I think we should distinguish the act of giving an engagement ring, because how we perceive this act will be crucial in determining when the ring should, and should not, have to be returned if the wedding is off.
That is, if you were given a ring. Okay, so let's take the ring as "consideration" - a thing of value given in exchange to create a contract.
If we characterize the ring exchange as an option contract on the right to marry in the future suggests that the jilted bride should not have to give the ring back.
After all, the ring-giver got what he paid for - the option to marry a particular woman. He just chose not to exercise that option.
And she made good on her promise to marry by remaining open to the possibility (i.e. not running off and marrying Brad Pitt in the interim); she was not the one who broke off the engagement.
On the other hand, if the fiancée dumps the ring-giver, then on this theory, the jilted groom should get his ring back (or get damages, pursuant to the parties' contract). He never got to exercise his option, and she broke her promise to marry him.

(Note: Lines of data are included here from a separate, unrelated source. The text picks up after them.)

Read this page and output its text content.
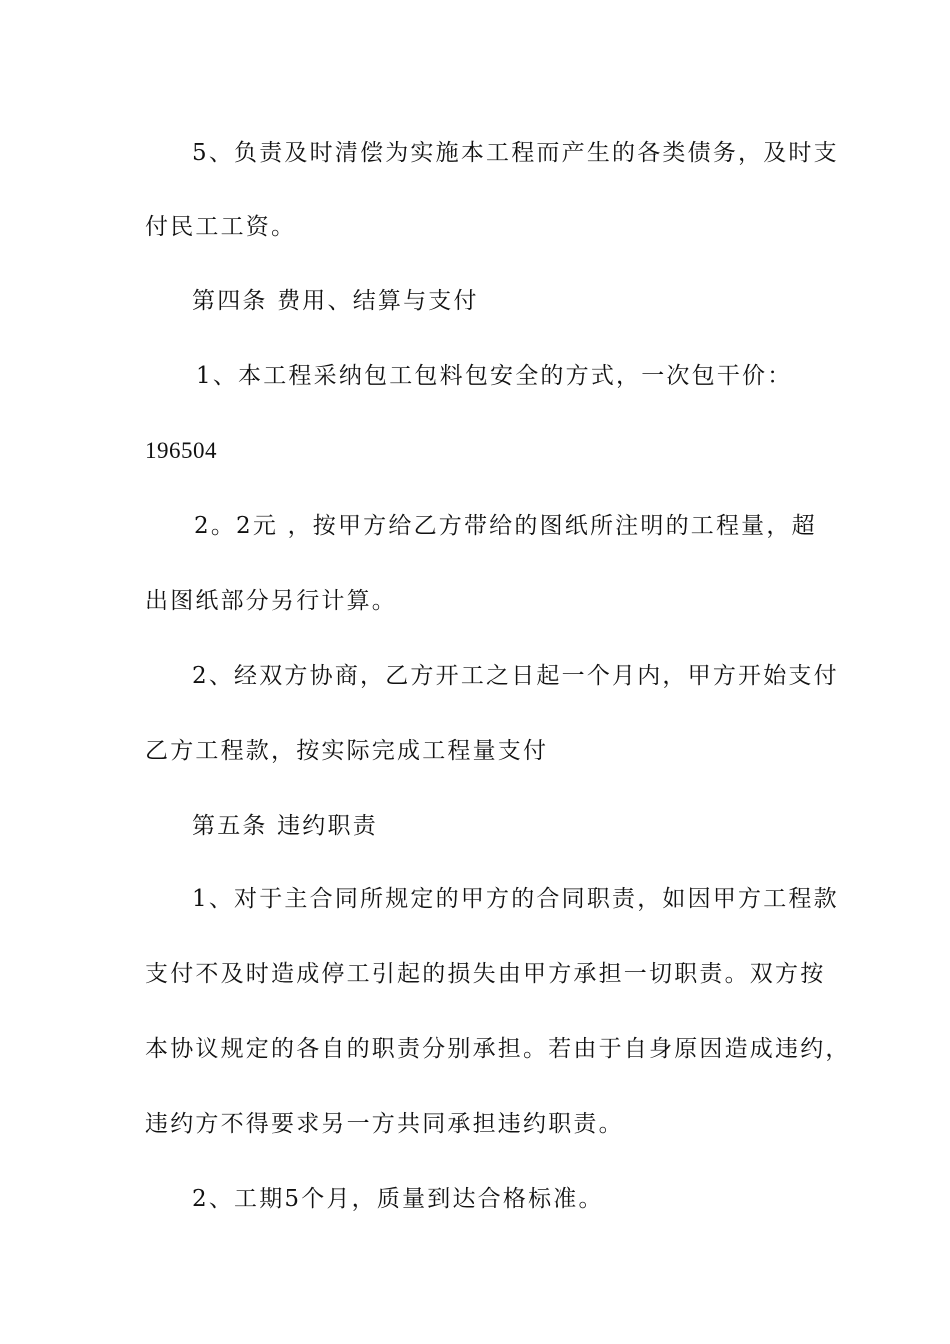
5、负责及时清偿为实施本工程而产生的各类债务，及时支
付民工工资。
第四条 费用、结算与支付
1、本工程采纳包工包料包安全的方式，一次包干价：
196504
2。2元 ，按甲方给乙方带给的图纸所注明的工程量，超
出图纸部分另行计算。
2、经双方协商，乙方开工之日起一个月内，甲方开始支付
乙方工程款，按实际完成工程量支付
第五条 违约职责
1、对于主合同所规定的甲方的合同职责，如因甲方工程款
支付不及时造成停工引起的损失由甲方承担一切职责。双方按
本协议规定的各自的职责分别承担。若由于自身原因造成违约，
违约方不得要求另一方共同承担违约职责。
2、工期5个月，质量到达合格标准。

What if we could consider the ring as symbolic of "title" to the bride - a legal right in her, as if she were property - being transferred from her father to her future husband. This is a sexist theory, I know.
But it has been known that a clump of earth and a twig was once used to symbolize the delivery of a parcel of land. Similarly, the giving of the ring could be seen as symbolic of the transfer of power and possession over a woman.

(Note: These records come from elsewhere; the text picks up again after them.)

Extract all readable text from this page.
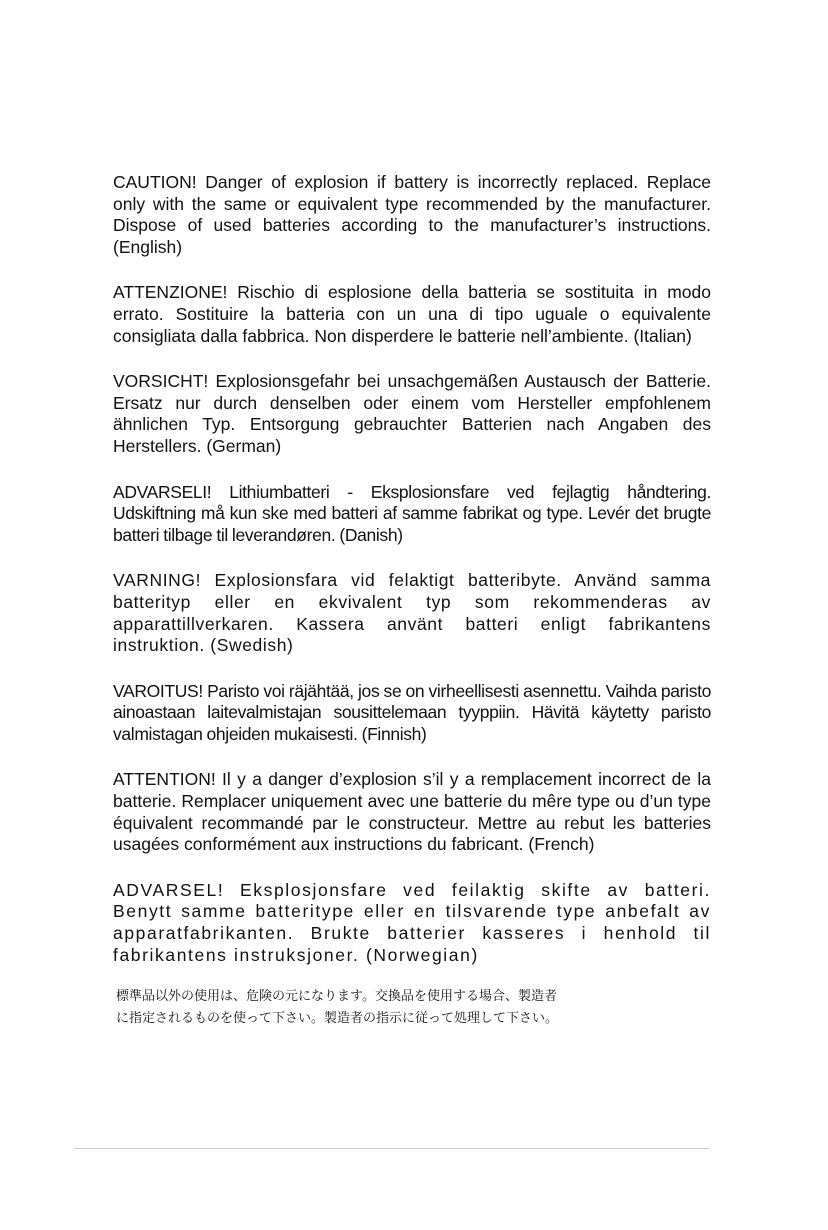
CAUTION! Danger of explosion if battery is incorrectly replaced. Replace only with the same or equivalent type recommended by the manufacturer. Dispose of used batteries according to the manufacturer’s instructions. (English)

ATTENZIONE! Rischio di esplosione della batteria se sostituita in modo errato. Sostituire la batteria con un una di tipo uguale o equivalente consigliata dalla fabbrica. Non disperdere le batterie nell’ambiente. (Italian)

VORSICHT! Explosionsgefahr bei unsachgemäßen Austausch der Batterie. Ersatz nur durch denselben oder einem vom Hersteller empfohlenem ähnlichen Typ. Entsorgung gebrauchter Batterien nach Angaben des Herstellers. (German)

ADVARSELI! Lithiumbatteri - Eksplosionsfare ved fejlagtig håndtering. Udskiftning må kun ske med batteri af samme fabrikat og type. Levér det brugte batteri tilbage til leverandøren. (Danish)

VARNING! Explosionsfara vid felaktigt batteribyte. Använd samma batterityp eller en ekvivalent typ som rekommenderas av apparattillverkaren. Kassera använt batteri enligt fabrikantens instruktion. (Swedish)

VAROITUS! Paristo voi räjähtää, jos se on virheellisesti asennettu. Vaihda paristo ainoastaan laitevalmistajan sousittelemaan tyyppiin. Hävitä käytetty paristo valmistagan ohjeiden mukaisesti. (Finnish)

ATTENTION! Il y a danger d’explosion s’il y a remplacement incorrect de la batterie. Remplacer uniquement avec une batterie du mêre type ou d’un type équivalent recommandé par le constructeur. Mettre au rebut les batteries usagées conformément aux instructions du fabricant. (French)

ADVARSEL! Eksplosjonsfare ved feilaktig skifte av batteri. Benytt samme batteritype eller en tilsvarende type anbefalt av apparatfabrikanten. Brukte batterier kasseres i henhold til fabrikantens instruksjoner. (Norwegian)

標準品以外の使用は、危険の元になります。交換品を使用する場合、製造者
に指定されるものを使って下さい。製造者の指示に従って処理して下さい。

That theory, offensive though it is, would imply a ring need never be given back - and would, in that limited sense at least, ironically favor women's interests.
Transfers of symbolic tokens generally do not need to be returned, even if the underlying deal falls through.

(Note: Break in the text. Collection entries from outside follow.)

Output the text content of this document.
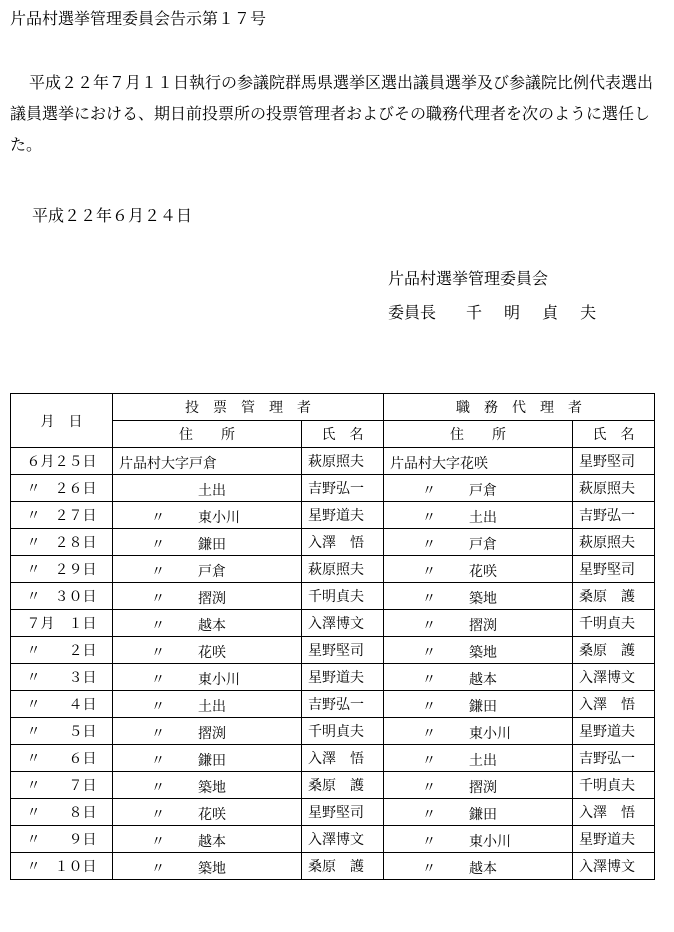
片品村選挙管理委員会告示第１７号

平成２２年７月１１日執行の参議院群馬県選挙区選出議員選挙及び参議院比例代表選出議員選挙における、期日前投票所の投票管理者およびその職務代理者を次のように選任した。

平成２２年６月２４日
片品村選挙管理委員会
委員長 千 明 貞 夫
月　日	投　票　管　理　者		職　務　代　理　者	
	住　　所	氏　名	住　　所	氏　名
６月２５日	片品村大字戸倉	萩原照夫	片品村大字花咲	星野堅司
〃　２６日	土出	吉野弘一	〃 戸倉	萩原照夫
〃　２７日	〃 東小川	星野道夫	〃 土出	吉野弘一
〃　２８日	〃 鎌田	入澤　悟	〃 戸倉	萩原照夫
〃　２９日	〃 戸倉	萩原照夫	〃 花咲	星野堅司
〃　３０日	〃 摺渕	千明貞夫	〃 築地	桑原　護
７月　１日	〃 越本	入澤博文	〃 摺渕	千明貞夫
〃　　２日	〃 花咲	星野堅司	〃 築地	桑原　護
〃　　３日	〃 東小川	星野道夫	〃 越本	入澤博文
〃　　４日	〃 土出	吉野弘一	〃 鎌田	入澤　悟
〃　　５日	〃 摺渕	千明貞夫	〃 東小川	星野道夫
〃　　６日	〃 鎌田	入澤　悟	〃 土出	吉野弘一
〃　　７日	〃 築地	桑原　護	〃 摺渕	千明貞夫
〃　　８日	〃 花咲	星野堅司	〃 鎌田	入澤　悟
〃　　９日	〃 越本	入澤博文	〃 東小川	星野道夫
〃　１０日	〃 築地	桑原　護	〃 越本	入澤博文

But in the Philippines, we don't usually give rings when we intend to marry someone, we just promise to marry each other. Period. Or not marry at all.
And because of that we don't have any law governing engagement rings, and if we do receive an engagement ring, we have the tradition of considering engagement rings as gifts. If engagement rings are gifts though, should it be seen as an unconditional, or a conditional gift?
Because if it should be considered an unconditional gift, it means that even if the marriage does not take place, the gift stands - no matter who calls the marriage off.
The fiancée will only get his ring back if his fiancée breaks off the engagement and has procured the engagement and the ring through fraud, or deceit.
And if it will be considered a conditional gift it means that the gift of the ring "vests" with the would-be bride only when the condition - the marriage - occurs. Conversely, when the condition fails and the marriage doesn't happen, for whatever reason, the gift never "vests."
Under this situation, three possibilities of returning the ring occur: one, if there is no-fault on the side of both parties, the ring-giver is entitled the return of the ring-or its equivalent value-if the marriage never materializes.
No questions asked. But this might tempt men to involve in more intimate relationship-costless to women.
The result is that the would-be bride may be hurt, while her fiancée may become engaged carelessly, without a sufficiently thoughtful commitment.
Two, the fiancée is entitled the return of the ring, unless he is the one who called off the engagement-justifiably or not.
However, equating the decision to call off the wedding with "fault" is, at best, superficial. And at worst, it induces the parties into an endless game of chicken, where each, having lost interest in marriage, is compelled to behave worse and worse until the other party cannot stand it anymore and calls it quits.
The third possibility is a strict fault rule, under which the giver is entitled to return of the ring unless he was at fault for the broken engagement.
But in this scheme, a determination of fault requires a more careful study, which examines not only who called off the engagement, but also whether that person was justified in doing so. And who is to say when a broken engagement is justifiable?
We know that disappointment and hurt feelings often propel people into vengeful acts. To a jilted would-be bride, keeping the ring may be a small satisfaction, a settling of scores.
To a would-be groom who has been jilted, losing the ring, as well as the bride, may seem to add insult to injury.
Perhaps instead of worrying so much about who gets the ring when the engagement is off, we should stop playing into a tradition that evokes an image of men's ownership over women.
That is so not cool anymore. Because you see, there is another, more equitable option: if fiancée both exchange gifts upon engagement, rather than the man giving the woman a ring, or a car, house and lot, appliances or a cell phone, then everyone will have something to keep, and something to lose, if things do not work out.